Microsoft has been migrating most of Azure’s functionality to the “Microsoft Graph API”, which is fantastic as that allows us to automate a bunch of things within the Azure cloud. However, the Graph API is secured behind an OAuth2 flow, and if you’ve ever dealt with OAuth2 you’d know that it revolves around “tokens” which are issued by a central authentication/authorization server for any given resource requested by the user. For those of you not so familiar with OAuth, you’ve definitely come across the “Authorize This App?” page of a number of web applications, where you’re asked to sign in and allow access to certain resources for an app you’ve enabled. That’s OAuth!

The problem is that these kind of flows assume there’s an end-user in the loop… i.e. someone who will click on the “allow” button for your app.

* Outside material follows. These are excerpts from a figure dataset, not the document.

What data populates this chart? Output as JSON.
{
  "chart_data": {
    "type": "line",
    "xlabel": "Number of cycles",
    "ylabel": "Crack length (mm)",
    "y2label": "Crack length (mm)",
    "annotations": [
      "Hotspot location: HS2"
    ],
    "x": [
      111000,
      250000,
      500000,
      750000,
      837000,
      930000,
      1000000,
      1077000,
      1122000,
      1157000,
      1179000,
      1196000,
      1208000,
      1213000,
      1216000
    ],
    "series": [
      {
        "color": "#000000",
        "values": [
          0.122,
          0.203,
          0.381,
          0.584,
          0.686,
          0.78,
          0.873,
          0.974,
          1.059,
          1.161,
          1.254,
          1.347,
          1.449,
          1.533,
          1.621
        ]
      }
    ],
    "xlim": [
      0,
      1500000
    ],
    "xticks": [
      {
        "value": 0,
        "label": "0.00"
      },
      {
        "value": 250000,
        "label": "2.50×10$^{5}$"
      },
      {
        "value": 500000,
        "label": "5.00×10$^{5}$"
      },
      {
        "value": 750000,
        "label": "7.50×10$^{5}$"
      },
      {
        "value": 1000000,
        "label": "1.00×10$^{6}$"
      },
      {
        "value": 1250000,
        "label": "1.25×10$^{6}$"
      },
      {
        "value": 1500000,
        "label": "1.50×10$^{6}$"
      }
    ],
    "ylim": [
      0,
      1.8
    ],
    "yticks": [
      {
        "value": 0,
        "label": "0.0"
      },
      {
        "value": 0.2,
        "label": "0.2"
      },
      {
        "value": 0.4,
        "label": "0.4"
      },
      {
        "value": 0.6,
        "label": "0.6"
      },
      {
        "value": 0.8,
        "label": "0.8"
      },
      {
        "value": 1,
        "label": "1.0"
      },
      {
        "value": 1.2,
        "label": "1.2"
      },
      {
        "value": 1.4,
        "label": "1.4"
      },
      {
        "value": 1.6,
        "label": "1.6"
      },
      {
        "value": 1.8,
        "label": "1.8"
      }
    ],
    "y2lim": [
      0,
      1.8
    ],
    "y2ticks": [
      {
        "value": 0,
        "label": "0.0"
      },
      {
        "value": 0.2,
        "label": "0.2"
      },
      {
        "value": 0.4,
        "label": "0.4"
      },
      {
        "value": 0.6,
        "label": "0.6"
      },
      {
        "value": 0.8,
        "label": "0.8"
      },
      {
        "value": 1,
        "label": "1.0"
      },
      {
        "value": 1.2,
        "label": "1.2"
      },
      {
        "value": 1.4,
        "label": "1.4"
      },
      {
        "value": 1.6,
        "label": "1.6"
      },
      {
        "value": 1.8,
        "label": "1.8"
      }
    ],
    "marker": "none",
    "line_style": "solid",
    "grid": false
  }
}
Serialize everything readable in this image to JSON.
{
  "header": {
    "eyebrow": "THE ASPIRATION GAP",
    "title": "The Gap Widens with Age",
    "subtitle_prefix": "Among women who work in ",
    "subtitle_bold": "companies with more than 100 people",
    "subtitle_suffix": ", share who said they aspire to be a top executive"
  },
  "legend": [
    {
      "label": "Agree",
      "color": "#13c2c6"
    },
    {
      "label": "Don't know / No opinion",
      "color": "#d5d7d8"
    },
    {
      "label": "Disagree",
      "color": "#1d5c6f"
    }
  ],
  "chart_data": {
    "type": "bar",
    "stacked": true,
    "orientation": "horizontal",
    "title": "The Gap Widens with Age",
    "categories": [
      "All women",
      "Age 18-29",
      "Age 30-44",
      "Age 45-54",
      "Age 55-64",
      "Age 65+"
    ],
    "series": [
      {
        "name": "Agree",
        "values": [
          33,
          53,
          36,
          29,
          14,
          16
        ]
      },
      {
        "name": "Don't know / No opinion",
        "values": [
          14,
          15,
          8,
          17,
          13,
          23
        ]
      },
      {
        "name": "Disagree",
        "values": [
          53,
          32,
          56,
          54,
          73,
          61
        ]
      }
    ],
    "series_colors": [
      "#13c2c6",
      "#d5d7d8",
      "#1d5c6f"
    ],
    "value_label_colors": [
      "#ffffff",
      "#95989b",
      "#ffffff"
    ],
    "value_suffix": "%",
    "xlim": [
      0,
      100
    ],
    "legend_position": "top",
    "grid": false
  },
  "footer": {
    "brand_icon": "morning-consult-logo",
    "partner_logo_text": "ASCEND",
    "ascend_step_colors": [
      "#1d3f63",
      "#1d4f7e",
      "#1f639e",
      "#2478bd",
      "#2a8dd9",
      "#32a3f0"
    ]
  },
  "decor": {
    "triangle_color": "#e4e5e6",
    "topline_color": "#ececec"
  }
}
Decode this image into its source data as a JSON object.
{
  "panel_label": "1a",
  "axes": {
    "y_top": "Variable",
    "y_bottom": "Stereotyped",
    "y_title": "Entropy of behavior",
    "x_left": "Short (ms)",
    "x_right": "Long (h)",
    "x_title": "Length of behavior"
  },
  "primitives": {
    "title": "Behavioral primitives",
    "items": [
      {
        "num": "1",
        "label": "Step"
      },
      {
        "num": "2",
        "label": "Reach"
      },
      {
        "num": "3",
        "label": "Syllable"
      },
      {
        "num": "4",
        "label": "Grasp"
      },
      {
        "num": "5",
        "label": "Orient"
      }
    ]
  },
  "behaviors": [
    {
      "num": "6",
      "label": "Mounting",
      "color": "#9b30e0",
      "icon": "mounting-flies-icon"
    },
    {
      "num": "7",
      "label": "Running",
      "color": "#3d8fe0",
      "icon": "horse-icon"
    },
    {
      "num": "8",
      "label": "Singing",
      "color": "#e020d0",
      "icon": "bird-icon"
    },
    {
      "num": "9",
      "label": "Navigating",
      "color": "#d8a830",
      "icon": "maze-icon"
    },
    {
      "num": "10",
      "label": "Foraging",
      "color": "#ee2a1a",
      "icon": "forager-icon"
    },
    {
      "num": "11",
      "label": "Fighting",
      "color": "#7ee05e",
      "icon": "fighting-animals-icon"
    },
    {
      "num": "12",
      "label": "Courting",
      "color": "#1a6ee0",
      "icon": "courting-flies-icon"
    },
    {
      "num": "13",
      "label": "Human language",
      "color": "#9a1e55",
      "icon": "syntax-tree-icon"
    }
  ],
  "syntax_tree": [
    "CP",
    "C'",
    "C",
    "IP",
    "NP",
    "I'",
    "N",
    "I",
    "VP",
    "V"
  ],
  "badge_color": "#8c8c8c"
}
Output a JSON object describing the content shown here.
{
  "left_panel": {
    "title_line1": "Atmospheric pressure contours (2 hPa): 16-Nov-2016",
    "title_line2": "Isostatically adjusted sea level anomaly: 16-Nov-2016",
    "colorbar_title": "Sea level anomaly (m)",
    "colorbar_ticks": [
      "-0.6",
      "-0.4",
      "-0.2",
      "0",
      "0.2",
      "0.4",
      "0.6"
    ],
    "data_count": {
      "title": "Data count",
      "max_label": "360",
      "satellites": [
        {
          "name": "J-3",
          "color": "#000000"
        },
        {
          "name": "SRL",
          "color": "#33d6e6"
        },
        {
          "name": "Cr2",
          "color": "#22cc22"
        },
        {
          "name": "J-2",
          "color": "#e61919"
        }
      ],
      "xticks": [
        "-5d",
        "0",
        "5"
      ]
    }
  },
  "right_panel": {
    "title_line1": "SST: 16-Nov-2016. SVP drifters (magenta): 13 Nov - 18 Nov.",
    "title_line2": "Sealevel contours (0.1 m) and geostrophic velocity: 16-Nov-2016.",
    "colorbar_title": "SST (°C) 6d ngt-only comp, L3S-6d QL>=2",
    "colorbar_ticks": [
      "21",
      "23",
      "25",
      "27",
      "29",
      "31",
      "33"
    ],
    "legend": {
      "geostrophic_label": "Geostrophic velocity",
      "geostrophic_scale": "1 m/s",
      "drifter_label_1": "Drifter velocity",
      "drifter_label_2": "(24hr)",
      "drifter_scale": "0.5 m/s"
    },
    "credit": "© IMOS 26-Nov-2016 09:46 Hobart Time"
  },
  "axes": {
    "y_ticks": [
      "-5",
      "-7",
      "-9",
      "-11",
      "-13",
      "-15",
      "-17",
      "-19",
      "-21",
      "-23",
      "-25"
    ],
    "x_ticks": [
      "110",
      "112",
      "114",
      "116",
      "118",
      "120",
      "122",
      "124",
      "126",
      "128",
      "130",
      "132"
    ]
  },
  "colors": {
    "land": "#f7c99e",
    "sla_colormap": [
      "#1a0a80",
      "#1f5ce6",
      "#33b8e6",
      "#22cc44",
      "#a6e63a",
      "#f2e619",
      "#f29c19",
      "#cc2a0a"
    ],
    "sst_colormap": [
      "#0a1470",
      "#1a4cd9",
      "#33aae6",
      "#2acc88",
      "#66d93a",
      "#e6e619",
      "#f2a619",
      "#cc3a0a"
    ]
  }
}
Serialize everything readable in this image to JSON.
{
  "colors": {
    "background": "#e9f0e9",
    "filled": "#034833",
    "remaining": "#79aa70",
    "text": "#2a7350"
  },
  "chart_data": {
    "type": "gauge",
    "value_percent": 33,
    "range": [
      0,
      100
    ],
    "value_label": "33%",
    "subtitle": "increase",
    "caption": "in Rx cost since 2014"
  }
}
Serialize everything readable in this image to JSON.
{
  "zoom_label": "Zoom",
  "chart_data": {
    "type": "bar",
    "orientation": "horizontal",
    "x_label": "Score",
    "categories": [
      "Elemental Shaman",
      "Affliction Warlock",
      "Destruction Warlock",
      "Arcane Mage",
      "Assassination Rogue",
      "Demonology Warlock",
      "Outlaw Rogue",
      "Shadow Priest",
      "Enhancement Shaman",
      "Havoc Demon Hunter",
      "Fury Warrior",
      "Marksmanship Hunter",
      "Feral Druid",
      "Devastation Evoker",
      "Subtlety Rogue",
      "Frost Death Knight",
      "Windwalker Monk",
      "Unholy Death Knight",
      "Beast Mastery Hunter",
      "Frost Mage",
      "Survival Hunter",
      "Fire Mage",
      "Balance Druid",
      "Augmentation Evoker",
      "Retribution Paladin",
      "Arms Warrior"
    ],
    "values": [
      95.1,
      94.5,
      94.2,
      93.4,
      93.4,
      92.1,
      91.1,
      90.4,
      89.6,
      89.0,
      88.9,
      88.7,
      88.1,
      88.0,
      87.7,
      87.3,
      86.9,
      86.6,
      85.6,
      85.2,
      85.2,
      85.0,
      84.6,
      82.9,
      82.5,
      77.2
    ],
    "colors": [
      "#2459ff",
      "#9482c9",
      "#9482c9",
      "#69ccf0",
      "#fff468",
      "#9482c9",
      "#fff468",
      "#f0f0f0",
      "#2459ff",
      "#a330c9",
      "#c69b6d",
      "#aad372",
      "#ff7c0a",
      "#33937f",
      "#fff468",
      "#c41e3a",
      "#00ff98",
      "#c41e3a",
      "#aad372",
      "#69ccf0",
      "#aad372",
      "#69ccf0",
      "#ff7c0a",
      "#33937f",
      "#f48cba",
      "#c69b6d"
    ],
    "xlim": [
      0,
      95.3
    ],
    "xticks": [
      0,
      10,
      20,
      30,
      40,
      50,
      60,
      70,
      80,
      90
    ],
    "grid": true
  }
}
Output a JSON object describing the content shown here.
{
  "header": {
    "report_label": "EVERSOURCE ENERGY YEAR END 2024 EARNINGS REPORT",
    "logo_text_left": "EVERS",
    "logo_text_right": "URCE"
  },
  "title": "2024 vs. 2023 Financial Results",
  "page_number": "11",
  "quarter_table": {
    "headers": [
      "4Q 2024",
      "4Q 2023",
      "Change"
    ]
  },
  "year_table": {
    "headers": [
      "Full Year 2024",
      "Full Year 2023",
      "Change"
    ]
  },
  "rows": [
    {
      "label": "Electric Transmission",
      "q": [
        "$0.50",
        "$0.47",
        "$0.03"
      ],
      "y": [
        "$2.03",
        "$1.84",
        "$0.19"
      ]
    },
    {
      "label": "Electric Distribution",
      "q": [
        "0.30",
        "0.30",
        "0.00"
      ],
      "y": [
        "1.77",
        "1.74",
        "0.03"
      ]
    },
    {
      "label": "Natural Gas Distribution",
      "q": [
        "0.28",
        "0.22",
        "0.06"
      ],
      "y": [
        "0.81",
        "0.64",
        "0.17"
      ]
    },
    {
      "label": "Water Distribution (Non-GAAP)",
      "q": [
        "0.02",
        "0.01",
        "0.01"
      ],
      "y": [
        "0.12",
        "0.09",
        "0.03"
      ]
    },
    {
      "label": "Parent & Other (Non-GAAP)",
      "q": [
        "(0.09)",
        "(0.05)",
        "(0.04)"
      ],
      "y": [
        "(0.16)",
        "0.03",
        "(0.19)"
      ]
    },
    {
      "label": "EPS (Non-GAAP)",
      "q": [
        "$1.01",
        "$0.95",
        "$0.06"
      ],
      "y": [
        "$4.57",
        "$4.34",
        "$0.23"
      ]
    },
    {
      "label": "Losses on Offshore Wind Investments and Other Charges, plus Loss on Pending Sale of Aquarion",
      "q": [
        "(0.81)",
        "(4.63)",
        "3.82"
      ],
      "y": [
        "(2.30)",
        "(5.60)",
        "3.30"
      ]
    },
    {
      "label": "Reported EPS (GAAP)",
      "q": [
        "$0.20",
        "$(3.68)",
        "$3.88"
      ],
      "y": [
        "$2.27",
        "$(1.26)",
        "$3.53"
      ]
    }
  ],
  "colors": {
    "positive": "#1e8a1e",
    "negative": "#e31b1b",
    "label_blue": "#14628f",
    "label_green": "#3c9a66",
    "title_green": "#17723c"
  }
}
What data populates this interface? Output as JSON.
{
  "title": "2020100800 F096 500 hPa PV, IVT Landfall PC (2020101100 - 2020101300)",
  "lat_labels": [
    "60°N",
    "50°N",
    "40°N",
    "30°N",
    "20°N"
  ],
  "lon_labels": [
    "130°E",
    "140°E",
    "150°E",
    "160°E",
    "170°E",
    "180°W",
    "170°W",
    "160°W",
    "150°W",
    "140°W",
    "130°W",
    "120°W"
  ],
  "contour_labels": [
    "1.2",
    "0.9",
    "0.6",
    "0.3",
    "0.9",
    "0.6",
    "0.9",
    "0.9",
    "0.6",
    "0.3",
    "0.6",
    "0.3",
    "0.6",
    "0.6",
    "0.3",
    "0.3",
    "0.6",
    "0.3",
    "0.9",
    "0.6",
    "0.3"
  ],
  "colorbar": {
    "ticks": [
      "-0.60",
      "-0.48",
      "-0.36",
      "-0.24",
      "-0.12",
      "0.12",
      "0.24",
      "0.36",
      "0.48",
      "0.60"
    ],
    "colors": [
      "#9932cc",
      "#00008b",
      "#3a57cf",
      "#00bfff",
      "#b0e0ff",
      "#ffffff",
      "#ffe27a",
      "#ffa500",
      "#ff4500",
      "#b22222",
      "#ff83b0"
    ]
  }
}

What if your app is a console app?
So what if your operating environment is not a desktop, but a server with only a console? This seems to be what some guides I’ve found are targeted at. For example, the below is an excellent post:
https://keathmilligan.net/automate-your-work-with-msgraph-and-python
And it gets you almost all the way there, but there’s still a bummer:

Ideally we’d love to avoid having the end user having to manually copy/paste this sort of thing
Nomenclature and daemons
After a bunch of searching I hope to save you, it turns out that there is a way of doing this, in what Microsoft terms “daemon console applications”, and they very helpfully provide a sample python script:
https://github.com/Azure-Samples/ms-identity-python-daemon/tree/master/1-Call-MsGraph-WithSecret
And that’s it! Rather than requesting a user token, the “daemon console application” uses an “app password” to generate a token and access the Graph API without bothering the end user.